I approach the low wall near the home team bench just as Doug Ellis skates up. “Allie. Hi.” He peers at the entrance. “Dean with you?”
I shake my head, and he looks disappointed. So do the boys, who clearly recognize me from the handful of times I met Dean here so we could go for dinner. I think they associate my face with the assistant coach they’d idolized.
Ellis tells the kids they have five minutes of free skate, then turns to me and listens without comment as I apologize for Dean’s absence and assure him that Dean will be coming back soon. “He’s going through a rough patch right now,” I say quietly.
Ellis nods. “He told me about his buddy. It was all over the local papers too. The football quarterback, huh?”
I nod back. “Beau Maxwell. He…” I picture Beau’s sparkling blue eyes and rogue grin, and my heart clenches. “He was a really great guy.” I swallow a lump of sadness. “He and Dean were close, and…yeah…it’s been hard. But Dean wanted me to tell you he’ll be back to work with the kids very soon.”
“No, he didn’t,” Ellis says.
I avoid his shrewd gaze.
“He didn’t send you here to talk to me, honey. And he didn’t say he was coming back.” Ellis shrugs. “But you want him to.”
My throat closes up. “Yes, I want him to.” I gulp again. “I wanted to make sure you’ll still have him if—when the time comes.”
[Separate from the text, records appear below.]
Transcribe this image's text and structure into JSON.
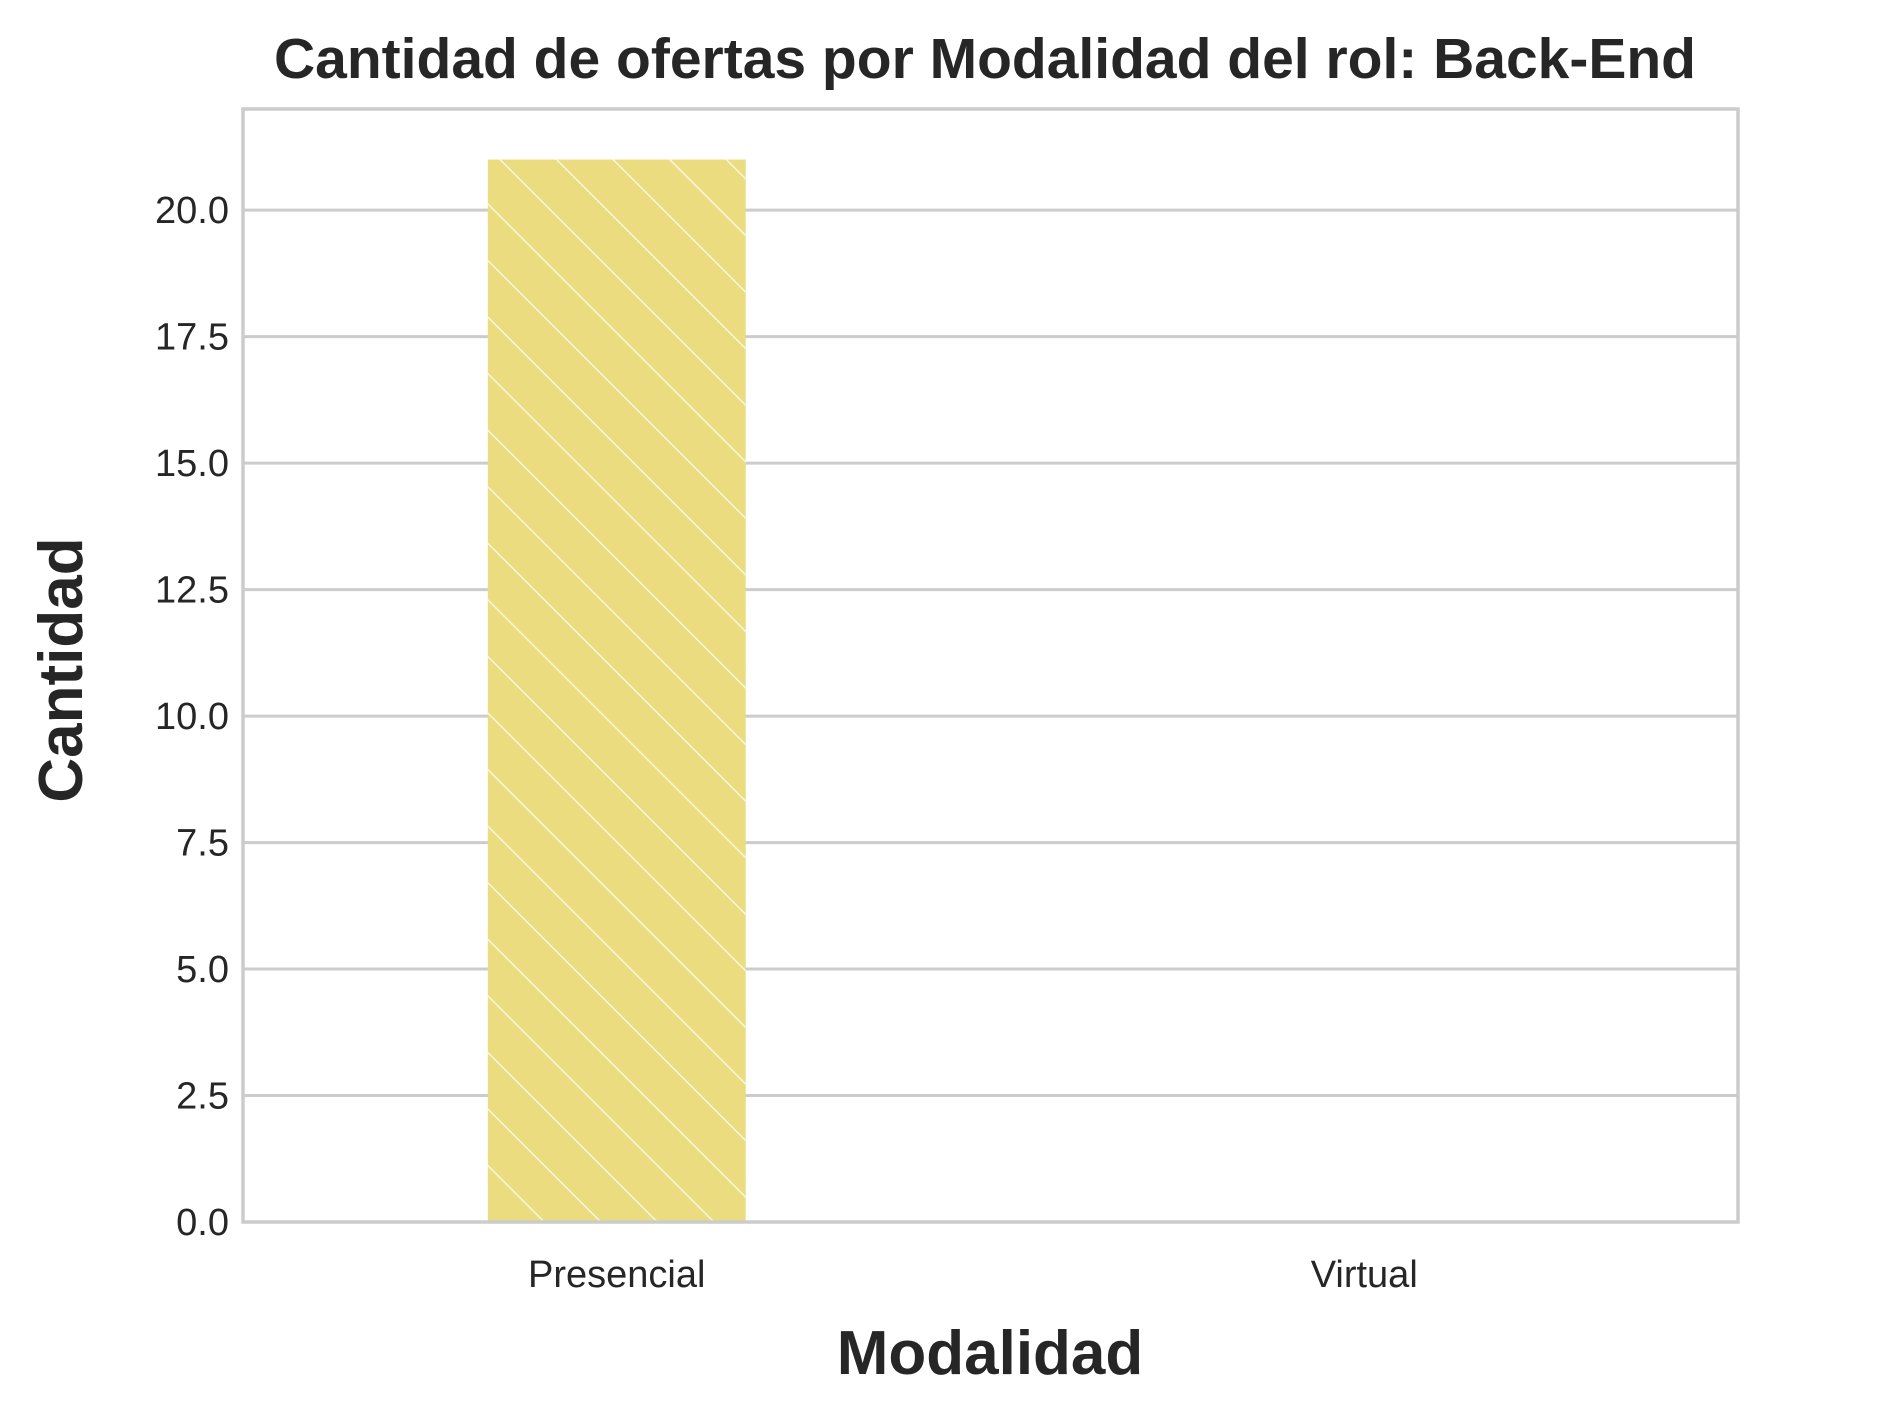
{
  "chart_data": {
    "type": "bar",
    "title": "Cantidad de ofertas por Modalidad del rol: Back-End",
    "xlabel": "Modalidad",
    "ylabel": "Cantidad",
    "categories": [
      "Presencial",
      "Virtual"
    ],
    "values": [
      21,
      0
    ],
    "ylim": [
      0,
      22
    ],
    "yticks": [
      "0.0",
      "2.5",
      "5.0",
      "7.5",
      "10.0",
      "12.5",
      "15.0",
      "17.5",
      "20.0"
    ],
    "grid": true,
    "bar_color": "#eadc7f",
    "hatch": "diagonal",
    "legend": "none"
  }
}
“Of course I will.” He nods toward the ice. “Question is, will they? Kids don’t take well to being abandoned.”
“But they’re also quicker to forgive,” I point out.
Although maybe not all of them. When I join Dakota on the bleachers a few minutes later, it’s evident that forgiveness is the last thing on her mind.
“Dean doesn’t like me anymore,” she tells me in a flat voice. “And I don’t like him.”
I stifle a sigh. “That’s not true, sweetie. You both like each other just fine.”
“We do not. If he likes me, then why isn’t he teaching me skating anymore? And he doesn’t help Robbie anymore too! He hasn’t been here in years.”
Three weeks. But I guess to a ten-year-old that might feel like an eternity.
“Is he mad because I didn’t want to wear the boy skates?” Her bottom lip quivers. “My mom said it was rude for me to make him buy me girl skates. Is that why he hates me? Because he paid money for girl skates?”
And then she starts to cry.
Oh God. I don’t know what to do in this situation. I’m not related to her and I’m not one of her teachers—am I allowed to hug her? Will I get in trouble if I do?
Fuck it. I don’t care if it’s inappropriate. Dakota is bawling in earnest now, and she needs comfort.
I wrap one arm around her and hug her tightly. And then, as my heart throbs uncontrollably, I spend the next twenty minutes reassuring a sad little girl that my boyfriend doesn’t hate her.
*
My father’s gruff voice plays on a loop in my head during the drive back to Dean’s house.
I know men like him. They aren’t equipped to handle the big stuff. The life-changing setbacks. The game-changers.
He’d fall apart like a cheap tent.
I’m terrified that my dad is right. But he can’t be. Dean is just in pain. He’s mourning the loss of a friend.
He lives a perfect life.
He pays other people to clean up his messes.
A chill flies up my spine as something occurs to me. Fuck. Is that what I’m doing right now? Cleaning up Dean’s mess by trying to ensure that his position at the middle school is secure? By begging a ten-year-old to forgive him for deserting her?
God, I’m so tired. These past three weeks, I’ve been focused solely on Dean. Trying to make him feel better, trying to get him through this. I’m slacking on my schoolwork. I show up to rehearsals bleary-eyed and exhausted because I spend all my time tending to my drunken boyfriend. Dress rehearsals start tomorrow, damn it. Opening night is in five days. I should be concentrating on the performance, but I can barely remember what this goddamn play is about.
My frustration only intensifies when I walk through the door fifteen minutes later and am greeted by a blast of deafening music—Nirvana’s “Drain You” is blaring through the house. Wonderful.
I find Dean on the living room couch, holding a beer bottle in one hand and air-drumming with the other. He’s shirtless, but not even the sight of his spectacular chest can soothe my jagged nerves.
“Dean!” I shout over the music.
He pays me no attention.
I grab the remote from the coffee table and stop the music. Silence falls over the room, and his blond head jerks over in surprise. “Hey, babe. I didn’t see you there.”
“Hey.”
I sit on the edge of the couch and gently pry the bottle out of his hand. To my surprise, he doesn’t protest. And I think he’s more buzzed than drunk right now, because he doesn’t slur his words when he says, “You got rehearsal tonight?”
I shake my head. “No, but dress rehearsals start tomorrow.”
“Shit. Already?”
“Opening night is on Friday,” I remind him.